My conclusion:  I don’t think it would be possible to create a truly emotionless character.  I certainly wouldn’t be able to do it.  As humans we’re too tied up in emotional responses to truly separate them all from the character.

What do you think?



  1. Corra McFeydon said,

    What about a psychopathic character like Hannibal Lecter? I’ve never seen the Silence of the Lambs, so perhaps emotion is revealed, but as I understand it psychopaths are without the ability to recognize or feel emotion.

    Perhaps they’re able to feel anger?

  2. Elizabeth Spann Craig said,

    I think it would be challenging to create a *likable* protagonist who is emotionless. And we do want readers to identify with the character or at least want to follow them. But I’ve read a few characters lately with Autism or Asperger’s Syndrome and it worked out fairly well.

    Mystery Writing is Murder

    • Eileen said,

      Have you by any chance watched “Community” on NBC? They have a character with Asperger’s Syndrome, Abed.

  3. Cassandra Jade said,

    It would be really hard to connect with someone who has no emotions. I don’t know that I would ever like to try to create such a character.

  4. Max said,

    I wouldn’t say psychopaths are without emotions. They have so much compulsion that they go out and kill people. I think their problem is that they don’t have any capacity for seeing other people as feeling. Other people are objects, like rocks or chairs.

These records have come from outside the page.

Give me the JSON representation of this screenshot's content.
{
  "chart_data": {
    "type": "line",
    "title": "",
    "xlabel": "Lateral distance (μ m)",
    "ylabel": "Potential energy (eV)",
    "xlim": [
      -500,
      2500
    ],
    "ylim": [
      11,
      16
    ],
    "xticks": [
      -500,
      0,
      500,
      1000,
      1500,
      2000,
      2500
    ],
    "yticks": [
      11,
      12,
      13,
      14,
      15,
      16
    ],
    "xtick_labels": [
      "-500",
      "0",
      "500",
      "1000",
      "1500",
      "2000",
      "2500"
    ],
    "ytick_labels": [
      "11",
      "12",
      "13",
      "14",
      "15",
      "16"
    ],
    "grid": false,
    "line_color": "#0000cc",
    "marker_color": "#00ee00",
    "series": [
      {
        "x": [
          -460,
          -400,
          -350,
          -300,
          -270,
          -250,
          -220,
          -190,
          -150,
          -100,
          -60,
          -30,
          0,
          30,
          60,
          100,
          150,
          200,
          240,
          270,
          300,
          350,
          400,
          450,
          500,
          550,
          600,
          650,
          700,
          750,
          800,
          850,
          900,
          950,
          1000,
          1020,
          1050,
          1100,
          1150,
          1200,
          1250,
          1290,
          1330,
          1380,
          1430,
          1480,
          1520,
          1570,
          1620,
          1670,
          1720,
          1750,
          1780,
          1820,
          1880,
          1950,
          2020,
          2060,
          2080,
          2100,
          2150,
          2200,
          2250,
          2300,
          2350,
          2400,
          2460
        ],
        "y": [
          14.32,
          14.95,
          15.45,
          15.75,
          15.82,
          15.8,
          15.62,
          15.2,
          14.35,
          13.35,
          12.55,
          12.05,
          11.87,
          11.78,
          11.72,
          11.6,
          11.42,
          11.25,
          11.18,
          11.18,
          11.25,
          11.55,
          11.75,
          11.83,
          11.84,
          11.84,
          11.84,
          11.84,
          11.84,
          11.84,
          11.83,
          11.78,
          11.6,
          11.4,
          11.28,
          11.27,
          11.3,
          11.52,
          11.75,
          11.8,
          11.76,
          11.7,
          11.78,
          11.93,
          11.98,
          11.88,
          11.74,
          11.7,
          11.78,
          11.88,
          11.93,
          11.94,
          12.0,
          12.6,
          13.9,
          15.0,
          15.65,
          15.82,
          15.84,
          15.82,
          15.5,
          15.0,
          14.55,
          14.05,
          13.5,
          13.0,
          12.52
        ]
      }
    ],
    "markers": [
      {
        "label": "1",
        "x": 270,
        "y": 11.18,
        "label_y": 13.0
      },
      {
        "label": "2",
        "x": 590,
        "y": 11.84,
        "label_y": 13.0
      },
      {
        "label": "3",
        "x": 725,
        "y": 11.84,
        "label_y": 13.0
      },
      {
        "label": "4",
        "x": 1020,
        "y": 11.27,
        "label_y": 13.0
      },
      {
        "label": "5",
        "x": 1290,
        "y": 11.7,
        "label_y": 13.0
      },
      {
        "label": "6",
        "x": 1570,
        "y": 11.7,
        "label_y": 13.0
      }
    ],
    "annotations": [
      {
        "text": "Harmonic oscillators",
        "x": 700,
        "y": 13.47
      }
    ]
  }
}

    I think the “best” fictional character study of a psychopath isn’t Hannibal Lecter, but Dexter in Jeff Lindsay’s novels.

  5. Eileen said,

    I’d have to agree with Max. Dexter is a character study of a man who was traumatized as a young child. He went on to be a mass murderer. He is also a man who, besides his compulsion to kill, has a compulsion to kill other killers, and thereby somehow justifying his behavior. He also realizes that while other people have emotions, he doesn’t. He’s trying to fit into his world of family and co-workers and to experience the range of human experience, while at the same time continuing to kill – a compulsion that he can not avoid. What’s fascinating about Dexter is his struggle to become fully human.

  6. nymeria87 said,

    I agree with Max and Eileen and would also go a step further by asking: if psychopaths do not act the way they do not out of a lack of emotions, but out of a lack of control over those emotions? Like Max said, they mostly do lack any sense of compassion, but at the same time their behavior usually is governed by strong emotional urges, such as the urge for revenge or redemption in Dexter or, as in a particularly gruesome case of cannibalism that happened in Germany a few years ago, it has been argued that the victim as well as the perpetrator had conflicting emotions as far as self-worth etc are concerned.
    Those are really extreme and disturbing examples, but as a writer I definitely second that you can’t create a truly emotion-less character. Plots after all are driven by a character’s emotional journey and conflicts, without those we neither have engaging characters that keep our audience reading, nor a plot.

  7. Cassandra Jade said,

    Some great points from everyone. Thanks all for your comments.